While much has changed since his debut a decade ago – not to mention the six years since he last competed for a world championship – Perkins still views himself as a worthy contender to claim his second gold medal in this event.

“As far as confidence going into eliminations, absolutely my experience helps,” he said. “Pretty much everybody here as far as the big names – Mikey [Schloesser], Stephan [Hansen], Braden [Gellenthien], Kris [Schaff] – all of those guys, I’ve competed against them for years.”

“I think that's a big thing, too, that we're all friends,” he said. “Back then, I didn't really know any of those guys. But now it’s kind of different. We’re friends, we’re having a good time and we‘re enjoying ourselves, versus being uptight and nervous. I think it plays a big, big factor in being comfortable up there.”

On route to the title in Turin beat a who’s who of US compounders: First Braden Gellenthien, then Reo Wilde and then Jesse Broadwater in the final.

Back then, Perkins was an unknown in comparison. Now, he’s well-known, spending most of his time competing in professional 3D archery circuits in the United States.

“This is a completely different game than what I’ve been playing,” he said. “It's a completely different set-up, a completely different mental game and visual picture. The total aspects of both types of archery are completely different.”

But if there has been any rust in his return, he hasn’t shown it.

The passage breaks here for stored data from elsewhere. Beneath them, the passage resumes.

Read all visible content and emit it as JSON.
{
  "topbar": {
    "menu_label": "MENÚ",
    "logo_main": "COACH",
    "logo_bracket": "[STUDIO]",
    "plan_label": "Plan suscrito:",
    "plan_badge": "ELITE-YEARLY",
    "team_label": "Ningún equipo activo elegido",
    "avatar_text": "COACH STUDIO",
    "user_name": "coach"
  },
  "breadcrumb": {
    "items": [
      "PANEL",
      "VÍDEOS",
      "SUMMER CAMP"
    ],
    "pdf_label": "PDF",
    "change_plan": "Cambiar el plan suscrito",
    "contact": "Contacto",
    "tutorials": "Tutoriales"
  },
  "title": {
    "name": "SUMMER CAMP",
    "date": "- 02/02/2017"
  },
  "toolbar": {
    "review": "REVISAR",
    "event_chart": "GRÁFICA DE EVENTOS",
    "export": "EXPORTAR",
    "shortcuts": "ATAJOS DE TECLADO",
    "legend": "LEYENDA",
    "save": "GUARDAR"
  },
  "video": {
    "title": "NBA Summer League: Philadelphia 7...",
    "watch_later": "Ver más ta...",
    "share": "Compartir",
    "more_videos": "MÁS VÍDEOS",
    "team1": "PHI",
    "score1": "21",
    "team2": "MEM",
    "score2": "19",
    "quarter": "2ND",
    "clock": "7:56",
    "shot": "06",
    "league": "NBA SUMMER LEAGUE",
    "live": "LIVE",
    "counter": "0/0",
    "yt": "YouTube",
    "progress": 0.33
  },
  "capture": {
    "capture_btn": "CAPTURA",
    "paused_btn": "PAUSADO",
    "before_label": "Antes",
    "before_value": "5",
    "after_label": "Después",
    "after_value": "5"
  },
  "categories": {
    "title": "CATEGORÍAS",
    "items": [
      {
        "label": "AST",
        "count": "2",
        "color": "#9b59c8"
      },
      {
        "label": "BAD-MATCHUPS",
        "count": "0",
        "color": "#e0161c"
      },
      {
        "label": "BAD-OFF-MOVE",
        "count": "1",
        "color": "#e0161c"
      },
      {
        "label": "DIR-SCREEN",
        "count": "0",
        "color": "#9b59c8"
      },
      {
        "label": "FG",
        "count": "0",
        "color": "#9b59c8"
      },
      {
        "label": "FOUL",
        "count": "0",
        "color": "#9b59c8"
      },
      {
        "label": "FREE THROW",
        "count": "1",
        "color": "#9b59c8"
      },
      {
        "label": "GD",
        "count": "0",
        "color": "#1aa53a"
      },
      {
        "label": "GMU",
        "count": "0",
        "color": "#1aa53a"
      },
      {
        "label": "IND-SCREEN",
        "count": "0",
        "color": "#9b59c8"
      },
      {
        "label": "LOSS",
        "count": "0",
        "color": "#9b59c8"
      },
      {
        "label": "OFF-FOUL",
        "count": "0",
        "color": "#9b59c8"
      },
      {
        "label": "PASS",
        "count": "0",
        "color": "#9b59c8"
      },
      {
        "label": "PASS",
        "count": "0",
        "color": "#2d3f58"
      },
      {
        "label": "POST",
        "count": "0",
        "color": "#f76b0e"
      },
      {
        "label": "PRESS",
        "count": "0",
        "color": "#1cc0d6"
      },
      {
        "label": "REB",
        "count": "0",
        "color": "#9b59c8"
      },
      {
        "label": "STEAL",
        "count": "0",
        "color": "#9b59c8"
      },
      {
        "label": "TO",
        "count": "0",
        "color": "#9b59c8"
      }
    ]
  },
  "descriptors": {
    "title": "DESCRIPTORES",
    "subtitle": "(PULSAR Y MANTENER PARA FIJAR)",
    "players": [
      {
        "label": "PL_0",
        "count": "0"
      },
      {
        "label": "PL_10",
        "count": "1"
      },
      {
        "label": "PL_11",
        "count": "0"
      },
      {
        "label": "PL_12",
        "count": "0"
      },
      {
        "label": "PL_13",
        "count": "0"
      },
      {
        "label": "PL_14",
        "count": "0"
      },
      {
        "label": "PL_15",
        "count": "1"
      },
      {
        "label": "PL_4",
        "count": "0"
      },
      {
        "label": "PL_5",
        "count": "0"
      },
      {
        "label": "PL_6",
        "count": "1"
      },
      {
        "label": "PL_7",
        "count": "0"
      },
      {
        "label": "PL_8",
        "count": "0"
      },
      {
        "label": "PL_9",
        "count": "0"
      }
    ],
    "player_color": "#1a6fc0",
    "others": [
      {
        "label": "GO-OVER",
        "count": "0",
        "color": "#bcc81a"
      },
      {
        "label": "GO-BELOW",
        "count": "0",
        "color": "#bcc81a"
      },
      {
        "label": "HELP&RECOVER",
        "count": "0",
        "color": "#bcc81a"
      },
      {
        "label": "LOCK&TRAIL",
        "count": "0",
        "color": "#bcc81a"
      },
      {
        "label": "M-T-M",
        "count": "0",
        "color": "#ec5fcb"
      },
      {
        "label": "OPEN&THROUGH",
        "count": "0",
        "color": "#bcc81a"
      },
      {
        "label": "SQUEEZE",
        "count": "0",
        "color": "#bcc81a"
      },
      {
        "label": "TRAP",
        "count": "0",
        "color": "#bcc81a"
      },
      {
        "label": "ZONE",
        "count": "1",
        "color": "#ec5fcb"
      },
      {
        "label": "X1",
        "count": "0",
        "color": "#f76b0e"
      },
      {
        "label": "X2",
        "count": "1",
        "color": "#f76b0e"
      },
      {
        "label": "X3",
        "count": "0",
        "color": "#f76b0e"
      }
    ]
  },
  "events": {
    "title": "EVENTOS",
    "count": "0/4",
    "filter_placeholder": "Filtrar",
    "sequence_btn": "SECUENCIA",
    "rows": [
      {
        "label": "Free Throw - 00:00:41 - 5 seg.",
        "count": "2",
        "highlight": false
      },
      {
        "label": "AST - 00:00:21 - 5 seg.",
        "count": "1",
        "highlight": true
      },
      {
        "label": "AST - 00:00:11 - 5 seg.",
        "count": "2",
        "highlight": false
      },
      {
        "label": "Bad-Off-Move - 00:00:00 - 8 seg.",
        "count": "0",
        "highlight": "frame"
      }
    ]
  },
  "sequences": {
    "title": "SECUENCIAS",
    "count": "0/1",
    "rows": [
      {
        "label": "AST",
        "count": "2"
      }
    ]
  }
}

Even with 10 years of distance and a shift in archery disciplines, Perkins cruised through his first two elimination rounds with scores of 147 points. He’s now into the quarterfinals – and will shoot in the elite eight medal session on Saturday morning.

The veteran knows he’s capable of reaching the medal stand. Now it’s time to remind everybody else. 

The compound competition concludes on Saturday at the world championships.